La política exterior tiene dos fracturas, ambas explicables por la personalidad y la cultura política del mandatario.

La primera es que pese a delegar en dos cuadros muy experimentados (Ebrard y Bárcena) buena parte de la operación de la proyección exterior, AMLO tiende a meterse de manera esporádica con algunos coletazos patrimonialistas. Se hace notar de forma relampagueante y poco constructiva definiendo sus prioridades personales. Desconcierta su veletismo selectivo. ¿Voy o no voy a San Francisco? ¿Reconozco o no a Boluarte? A Marcelo le enredó la relación con España por su hipersensibilidad y le nombró en capitales clave a algunas de sus amigas como embajadoras. A Alicia Bárcena la puso en aprietos con el atentado de Hamás y hace un mes, mientras la canciller se la rifaba en Nueva York, el presidente estigmatizaba a la ONU como una banda de ineficientes. Lo hace para que se sepa quién manda. ¿Como si alguien lo dudara?

La segunda es más complicada. México es, por su inserción en el sistema internacional, miembro del exuberante mercado de América del Norte, del G20 y de la OCDE. Es el principal proveedor de Estados Unidos y la pertenencia al mismo código postal facilita que el país pueda esperar la friolera de 110 mil millones de dólares por concepto de inversión que se relocaliza. Con habilidad, la Secretaría de Economía que, por cierto, hoy es tan poderosa como la de finales del siglo XX en detrimento de la SRE, está haciendo su parte. Tiene finanzas estables y por tanto no tiene que jugar el papel de mendicante ante el FMI o el Banco Mundial. Es un país que tiene, en suma, una pertenencia clara al hemisferio norte y tiene entrada en los clubes más selectos del planeta.

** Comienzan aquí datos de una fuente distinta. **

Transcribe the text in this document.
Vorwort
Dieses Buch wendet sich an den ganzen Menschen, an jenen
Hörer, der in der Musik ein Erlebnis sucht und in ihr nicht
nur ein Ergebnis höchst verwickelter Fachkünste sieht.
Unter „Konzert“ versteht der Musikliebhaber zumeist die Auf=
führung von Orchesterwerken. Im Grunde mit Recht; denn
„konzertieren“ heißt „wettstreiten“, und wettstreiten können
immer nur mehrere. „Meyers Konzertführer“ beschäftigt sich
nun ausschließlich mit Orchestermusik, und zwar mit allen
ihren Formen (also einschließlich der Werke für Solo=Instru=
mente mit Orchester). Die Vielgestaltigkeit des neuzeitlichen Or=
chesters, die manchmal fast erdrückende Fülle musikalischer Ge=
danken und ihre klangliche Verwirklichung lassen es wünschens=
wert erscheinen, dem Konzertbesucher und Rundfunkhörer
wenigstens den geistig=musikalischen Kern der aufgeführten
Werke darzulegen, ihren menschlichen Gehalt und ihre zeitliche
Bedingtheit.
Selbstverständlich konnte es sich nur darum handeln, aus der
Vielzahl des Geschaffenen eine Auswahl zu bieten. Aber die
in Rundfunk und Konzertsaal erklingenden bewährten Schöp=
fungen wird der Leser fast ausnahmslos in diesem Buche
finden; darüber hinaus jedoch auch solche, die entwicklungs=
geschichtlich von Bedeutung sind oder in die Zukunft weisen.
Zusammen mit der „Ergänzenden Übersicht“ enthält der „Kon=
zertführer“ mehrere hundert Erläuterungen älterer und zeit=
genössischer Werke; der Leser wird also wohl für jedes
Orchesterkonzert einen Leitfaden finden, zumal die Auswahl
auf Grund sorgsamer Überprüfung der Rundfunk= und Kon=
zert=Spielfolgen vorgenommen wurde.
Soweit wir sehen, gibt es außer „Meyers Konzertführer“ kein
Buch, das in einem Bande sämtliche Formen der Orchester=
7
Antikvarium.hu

Pero en el fondo, al presidente parece agradarle más la idea del sur global. Lanza dardos contra el FMI. Coquetea con el G77, como si su campo gravitatorio le resultara más hospitalario que las democracias liberales. Habla de Cuba desde la nostalgia del sesentero y no desde la perspectiva de un país que promueve, por mandato constitucional, los derechos humanos. Es una democracia representativa y con división de poderes y por consiguiente deberíamos abogar por gobiernos abiertos y respeto a la legalidad, pero el presidente se siente más cómodo en el barrio de los que amenazan a jueces desde el poder o a sus poblaciones desde sus atriles.

Tampoco parece sentirse cómodo encabezando esfuerzos por combatir el cambio climático o las grandes agendas globales. Todo eso le resulta ajeno, prefiere las efemérides y las remembranzas. En su reciente visita a Chile se le veía más a gusto hablando de Allende que impulsando la declaración de Santiago. No se siente cómodo condenando la invasión rusa (como uno supone que lo haría un socio estratégico de la UE) y se ha enredado de manera lamentable por no condenar un acto terrorista con la claridad con la que se condenó el 9/11, Atocha, el Bataclán, Bombay, Niza o cualquier otro de los que han enlutado ciudades y países. Condenar el terrorismo no es óbice para defender la causa palestina y criticar (si es el caso) la respuesta israelí, si fuese desproporcionada e ilegal. Son cosas diferentes. Pero tal parece que si mueren americanos o israelíes no es tan grave o se debe explicar (es decir, justificar) por sabrá Dios cuántos elementos históricos. Es una política exterior instrumental que no defiende valores, sino lo que conviene intentar tomar distancia de Estados Unidos, de los que dependemos tanto. Esa es la principal fractura.